Understanding the language

1. HTML is stands for Hyper Text Markup Language. You have bunch of tags that the browser understands and renders.
2. Notice the <html></html> tag. This is the root element of your web page. Or kind of was. Modern browsers detect the html page even if this tag is not present.
3. Next comes your tag <head></head> and <body></body>. As the name suggests head tag has your meta info like page titile. you can put it under <title></title> tag in your head.
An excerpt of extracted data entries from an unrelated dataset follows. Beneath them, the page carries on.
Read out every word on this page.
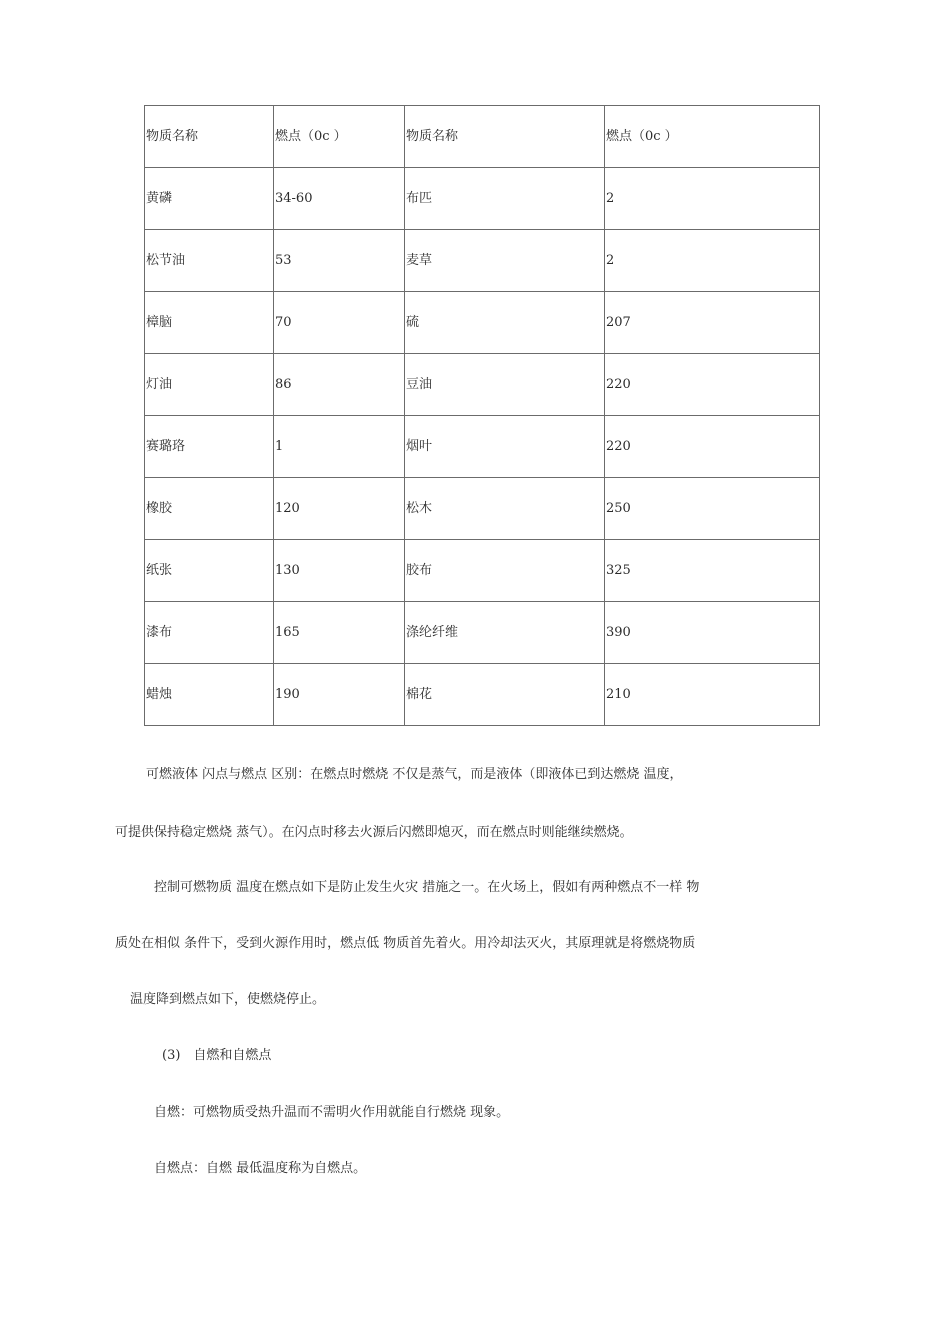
物质名称	燃点（0c ）	物质名称	燃点（0c ）
黄磷	34-60	布匹	2
松节油	53	麦草	2
樟脑	70	硫	207
灯油	86	豆油	220
赛璐珞	1	烟叶	220
橡胶	120	松木	250
纸张	130	胶布	325
漆布	165	涤纶纤维	390
蜡烛	190	棉花	210

可燃液体 闪点与燃点 区别：在燃点时燃烧 不仅是蒸气，而是液体（即液体已到达燃烧 温度，

可提供保持稳定燃烧 蒸气）。在闪点时移去火源后闪燃即熄灭，而在燃点时则能继续燃烧。

控制可燃物质 温度在燃点如下是防止发生火灾 措施之一。在火场上，假如有两种燃点不一样 物

质处在相似 条件下，受到火源作用时，燃点低 物质首先着火。用冷却法灭火，其原理就是将燃烧物质

温度降到燃点如下，使燃烧停止。

(3)　自燃和自燃点

自燃：可燃物质受热升温而不需明火作用就能自行燃烧 现象。

自燃点：自燃 最低温度称为自燃点。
Notice the text on the tab in above image. Your java scripts also go in this head section.
4. Body as the name suggests has your actual page content to be shown. Here we are simply displaying "Hello World !!" text. But notice the font ? Looks different ? That is because I used some tags.
5. <center><center/> tag tell the browser that the element/tag that come in between must be rendered in the center of the browser. <b> is for bold and <i > is for italics. <h1> is the size tag that shows text with different size. You can go ahead and try <h2>... etc.

As I told earlier you will find much help on W3Schhools.  So do go through it if you are beginning with Web development. Let me know if you still have any doubts.